Integer range is: –2,147,483,648 to 2,147,483,647
You are like way above it.
If 10000000000 is outside the range of int, but inside the range of long or long long, for your compiler, then i < 10000000000 casts i to long or long long before making the comparison.
Realising it will always be false, the compiler then removes the redundant comparison.
I should hope there'd been some sort of compiler warning.
It is caused because you are using int for storing such big number.
As a result, the i wraps around itself, and never reaches the termination condition of the for loop.
When you exceed the limit for the data types in C/C++, funny things can happen.
The compiler can detect these things at compile time, and therefore, generates the code for infinite loop in assembly language.
Problem is:
You can't store such a large number in "i".
Look https://en.wikipedia.org/wiki/Integer_%28computer_science%29 for more information.
"i" (the variable) can't reach 10000000000, thus the loop evaluates true always and runs infinite times.
You can either use a smaller number or another container for i, such as the multiprecision library of Boost:
http://www.boost.org/doc/libs/1_53_0/libs/multiprecision/doc/html/boost_multiprecision/intro.html
This happens because the compiler sees that you are using a condition that can never be false, so the condition is simply never evaluated.
An int can never hold a value that is as large as 10000000000, so the value will always be lower than that.

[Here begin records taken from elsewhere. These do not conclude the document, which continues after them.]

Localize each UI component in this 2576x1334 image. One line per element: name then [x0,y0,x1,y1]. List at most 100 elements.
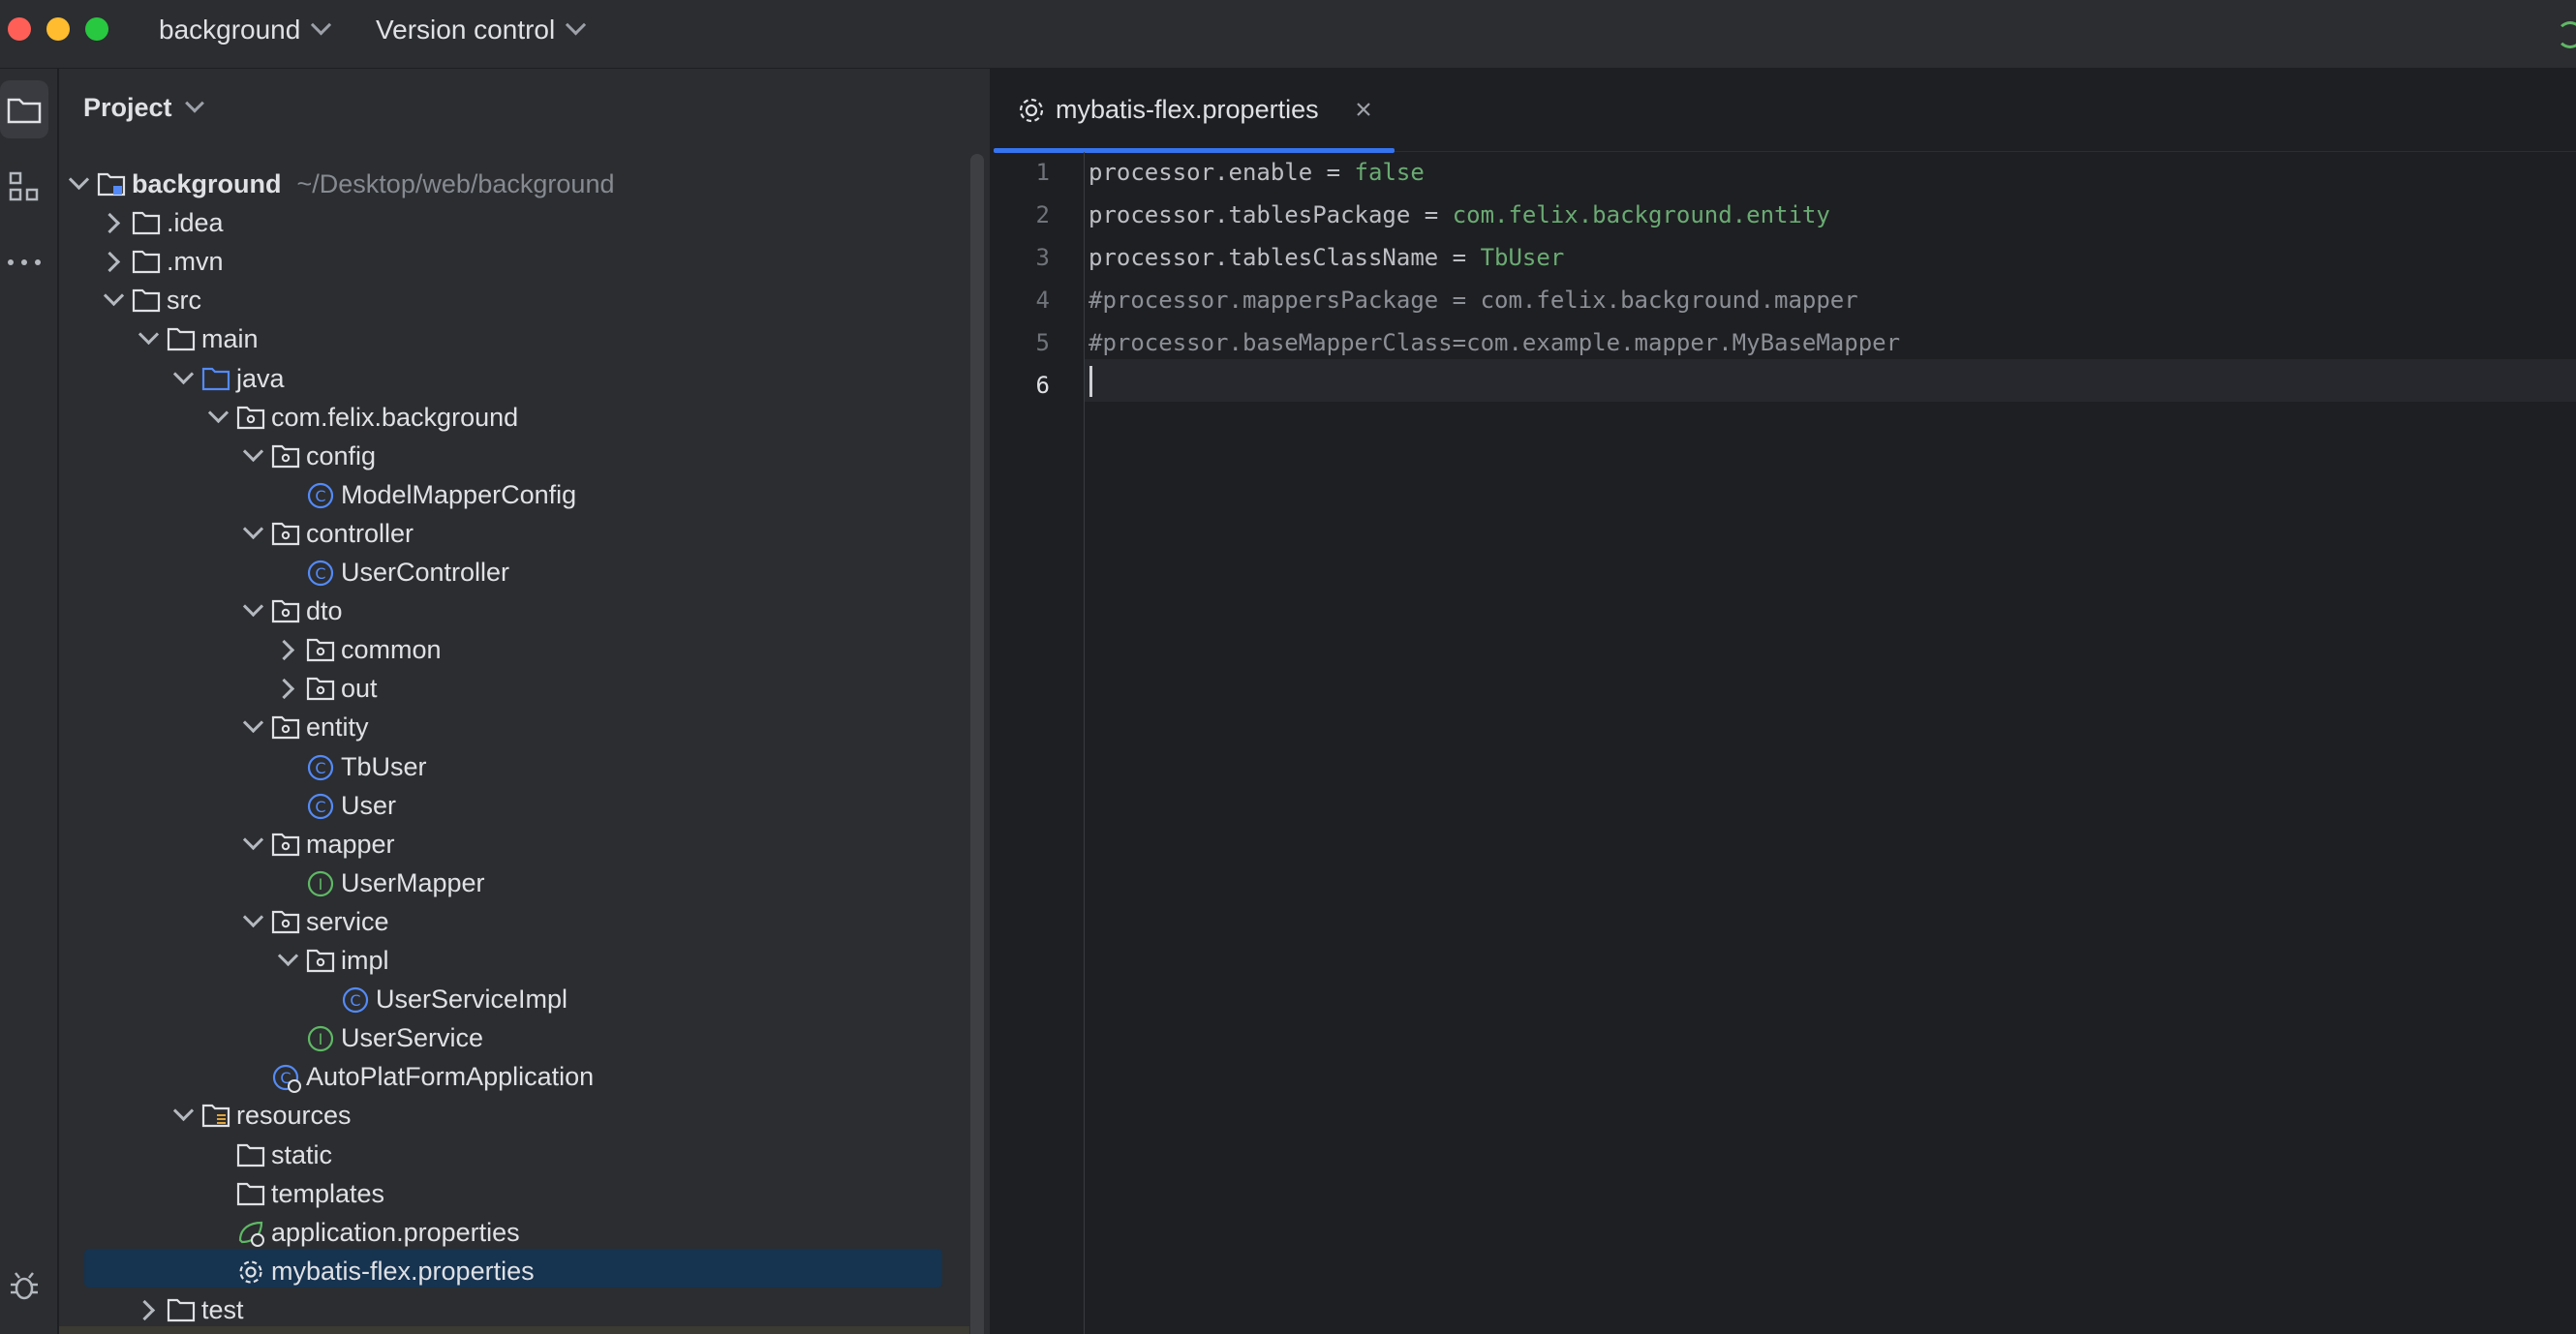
tree-item-label: background ~/Desktop/web/background [132,169,615,198]
tree-file-application-properties[interactable]: application.properties [59,1213,950,1252]
debug-tool-button[interactable] [0,1258,48,1316]
tree-package-config[interactable]: config [59,437,950,475]
interface-icon: I [306,1024,335,1052]
tree-package-impl[interactable]: impl [59,941,950,980]
tree-file-mybatis-flex-properties[interactable]: mybatis-flex.properties [59,1248,950,1290]
chevron-down-icon[interactable] [242,712,264,734]
close-icon[interactable] [1353,99,1374,120]
tree-folder-test[interactable]: test [59,1290,950,1329]
interface-icon: I [306,869,335,896]
tree-interface-userservice[interactable]: I UserService [59,1018,950,1057]
chevron-down-icon[interactable] [68,168,90,191]
tree-package-out[interactable]: out [59,669,950,708]
tree-item-path: ~/Desktop/web/background [296,169,615,198]
chevron-right-icon[interactable] [273,679,295,700]
class-icon: C [306,481,335,508]
tab-mybatis-flex-properties[interactable]: mybatis-flex.properties [994,69,1395,153]
resources-folder-icon [201,1102,230,1129]
tree-item-label: TbUser [341,751,427,781]
code-line: #processor.baseMapperClass=com.example.m… [1089,329,1900,356]
tree-package-dto[interactable]: dto [59,591,950,630]
svg-text:C: C [315,564,325,583]
vcs-menu[interactable]: Version control [376,0,587,60]
package-icon [271,520,300,547]
tree-folder-templates[interactable]: templates [59,1174,950,1213]
tree-folder-src[interactable]: src [59,281,950,319]
more-tools-button[interactable] [0,233,48,291]
tree-package-com-felix-background[interactable]: com.felix.background [59,398,950,437]
chevron-down-icon[interactable] [172,1101,195,1122]
package-icon [271,597,300,624]
structure-icon [9,171,39,201]
tree-item-label: AutoPlatFormApplication [306,1062,595,1092]
tree-class-autoplatformapplication[interactable]: C AutoPlatFormApplication [59,1057,950,1096]
line-number: 2 [1035,201,1050,228]
chevron-down-icon[interactable] [207,402,230,423]
chevron-down-icon[interactable] [138,324,160,346]
tree-folder-static[interactable]: static [59,1136,950,1174]
tree-item-label: User [341,790,397,820]
project-switcher[interactable]: background [159,0,332,60]
property-key: processor.tablesPackage = [1089,201,1453,228]
property-key: processor.enable = [1089,159,1355,186]
svg-text:C: C [315,798,325,816]
tree-class-tbuser[interactable]: C TbUser [59,747,950,786]
chevron-down-icon[interactable] [277,945,299,967]
tab-label: mybatis-flex.properties [1056,95,1319,124]
svg-text:C: C [350,991,360,1010]
chevron-down-icon[interactable] [242,906,264,927]
tree-item-label: application.properties [271,1217,520,1247]
chevron-right-icon[interactable] [273,640,295,661]
chevron-right-icon[interactable] [134,1299,156,1320]
tree-folder-mvn[interactable]: .mvn [59,242,950,281]
structure-tool-button[interactable] [0,158,48,216]
chevron-down-icon[interactable] [242,595,264,618]
property-value: TbUser [1480,244,1565,271]
chevron-down-icon [566,14,587,35]
close-window-button[interactable] [8,17,31,41]
tree-root-background[interactable]: background ~/Desktop/web/background [59,165,950,203]
tree-item-label: entity [306,712,369,743]
tree-folder-target[interactable]: target [59,1326,969,1334]
tree-item-label: dto [306,596,343,626]
zoom-window-button[interactable] [85,17,108,41]
project-view-selector[interactable]: Project [83,88,204,127]
tree-folder-resources[interactable]: resources [59,1096,950,1135]
chevron-down-icon[interactable] [242,518,264,539]
chevron-down-icon[interactable] [103,286,125,307]
chevron-down-icon[interactable] [242,829,264,850]
tree-class-user[interactable]: C User [59,786,950,825]
tree-package-common[interactable]: common [59,630,950,669]
tree-package-entity[interactable]: entity [59,708,950,746]
tree-package-controller[interactable]: controller [59,514,950,553]
source-folder-icon [201,365,230,392]
tree-class-modelmapperconfig[interactable]: C ModelMapperConfig [59,475,950,514]
tree-folder-java[interactable]: java [59,359,950,398]
package-icon [236,404,265,431]
minimize-window-button[interactable] [46,17,70,41]
text-caret [1089,366,1092,397]
tree-item-label: UserMapper [341,867,485,897]
tree-package-service[interactable]: service [59,902,950,941]
chevron-down-icon[interactable] [172,363,195,384]
folder-icon [7,98,42,124]
tree-interface-usermapper[interactable]: I UserMapper [59,864,950,902]
chevron-right-icon[interactable] [99,252,121,273]
tree-class-usercontroller[interactable]: C UserController [59,553,950,591]
tree-item-label: UserController [341,558,510,587]
property-key: processor.tablesClassName = [1089,244,1481,271]
chevron-down-icon[interactable] [242,440,264,462]
project-tool-button[interactable] [0,80,48,138]
tree-item-label: UserServiceImpl [376,985,568,1015]
tree-scrollbar[interactable] [970,154,984,1334]
folder-icon [236,1141,265,1168]
line-number: 4 [1035,287,1050,314]
tree-class-userserviceimpl[interactable]: C UserServiceImpl [59,980,950,1018]
line-number: 3 [1035,244,1050,271]
tree-item-label: main [201,324,259,354]
tree-package-mapper[interactable]: mapper [59,825,950,864]
tree-folder-idea[interactable]: .idea [59,203,950,242]
chevron-right-icon[interactable] [99,212,121,234]
tree-folder-main[interactable]: main [59,319,950,358]
class-icon: C [306,792,335,819]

When the variable reaches its maximum value and you try to increase it further, it will wrap around and start from its lowest possible value.
The same removal of the condition happens if you use a literal value of true:
for (i = 0; true; ++i);
The compiler will just make it a loop without a condition, it won't actually evaluate the true value on each iteration to see if it is still true.